Dr. P. Roy flushed. “Well, no, not exactly, sir. I did make sure her airway and O2 were okay. But it seemed pretty obvious she’d had another stroke and seized.”

“Really? Any focal signs in your neurological exam, now or then?” Earl referred to the abnormalities of sensation, movement, and reflexes that would have occurred in the specific region of her body controlled by whatever part of the brain a recent embolus might have injured.

“No, at least not any new ones that I could tell. She did have some minor abnormal reflexes from her previous event.”

“Shouldn’t there have been at least a change in those, if you attributed her seizure to another massive embolus? And it would have to have been massive to leave her comatose, wouldn’t it?”

“Well, yes-”

“Did you do bloods at all that morning?”

His face brightened. “Of course. They were all normal, including her sugar.”

“Was that sample drawn before or after you gave her an IV?”

Roy grew red in the face again. “After.”

“How long?”

He swallowed. “About an hour later.”

“An hour?”

“I ordered they be taken stat, but, well, on this ward, especially at night, we aren’t given much of a priority by the lab-”

“Could you excuse us a minute, nurse?”

Tanya nodded, then slipped out the door.

Earl closed it behind her. “You should have insisted they make it a priority, Dr. Roy.” He had no patience for that kind of passivity in his own department, and always taught his residents to stand up to it.

“Why-”

“Had she signed a do not resuscitate order?”

“No, but I figured-”

“Figured you were her last stop before she got to God, and she deserved your best shot at bringing her around.”

“But-”

“What was in the IV?”

“Two-thirds, one-third,” he answered, referring to a common intravenous mixture of sodium chloride and glucose.

“So even if she was hypoglycemic when she’d seized, you’d expect a normal level of glucose afterward, since you had been infusing her with it.”

Roy flushed some more. “Yes, I guess, except why would this patient be hypoglycemic in the first place? She didn’t have a history of diabetes, let alone diabetic medications.”

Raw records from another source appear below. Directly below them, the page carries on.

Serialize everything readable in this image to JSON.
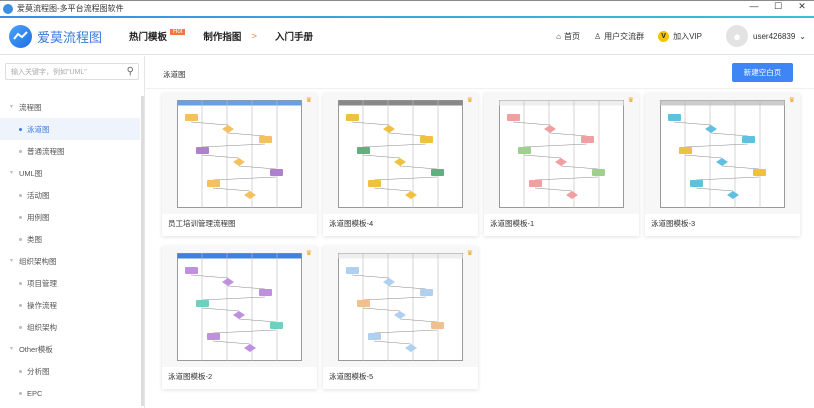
{
  "window": {
    "title": "爱莫流程图-多平台流程图软件",
    "minimize": "—",
    "maximize": "☐",
    "close": "✕"
  },
  "header": {
    "logo": "爱莫流程图",
    "nav": [
      {
        "label": "热门模板",
        "badge": "Hot"
      },
      {
        "label": "制作指图"
      },
      {
        "label": "入门手册"
      }
    ],
    "links": {
      "home": "首页",
      "community": "用户交流群",
      "vip": "加入VIP",
      "user": "user426839"
    }
  },
  "sidebar": {
    "search_placeholder": "输入关键字，例如\"UML\"",
    "groups": [
      {
        "label": "流程图",
        "items": [
          "泳道图",
          "普通流程图"
        ]
      },
      {
        "label": "UML图",
        "items": [
          "活动图",
          "用例图",
          "类图"
        ]
      },
      {
        "label": "组织架构图",
        "items": [
          "项目管理",
          "操作流程",
          "组织架构"
        ]
      },
      {
        "label": "Other模板",
        "items": [
          "分析图",
          "EPC"
        ]
      }
    ]
  },
  "main": {
    "breadcrumb": "泳道图",
    "new_button": "新建空白页",
    "cards": [
      {
        "label": "员工培训管理流程图"
      },
      {
        "label": "泳道图模板-4"
      },
      {
        "label": "泳道图模板-1"
      },
      {
        "label": "泳道图模板-3"
      },
      {
        "label": "泳道图模板-2"
      },
      {
        "label": "泳道图模板-5"
      }
    ]
  }
}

“Ever hear of a medication error?”

Roy went an even deeper shade of red.

“The point is,” Earl continued, “at the time of finding someone comatose, you can’t presume anything about how the person got that way, especially since they can’t tell you what happened. So you ‘do the DONT’ as we say, running through all the possibilities beginning with checking her serum glucose. And if you haven’t got a dextrose stick handy, you still can figure that a single rapid bolus of concentrated IV glucose never hurt anyone, even a diabetic.” Untreated, nerve cells die by the millions for every second hypoglycemia is allowed to persist, and the patient is at risk to seize, choke to death, or lose enough brain tissue to end up a living vegetable. Every first-year medical student knows this, so Earl saw no need to point it out to Roy. “It’s good you at least gave her some sugar,” he continued, “but it was too slow and too little, as far as being any therapeutic benefit to her. All you accomplished was to wipe out any evidence that her level had been low in the first place.” Any medical student would also know that if Dr. P. Roy had acted properly, Bessie McDonald might not be in her current state. No point to rubbing it in. This guy looked sunburned enough already, and no one could ever prove it. But that’s what he would have trouble living with, once he digested all the facts. He’d never be able to disprove it either.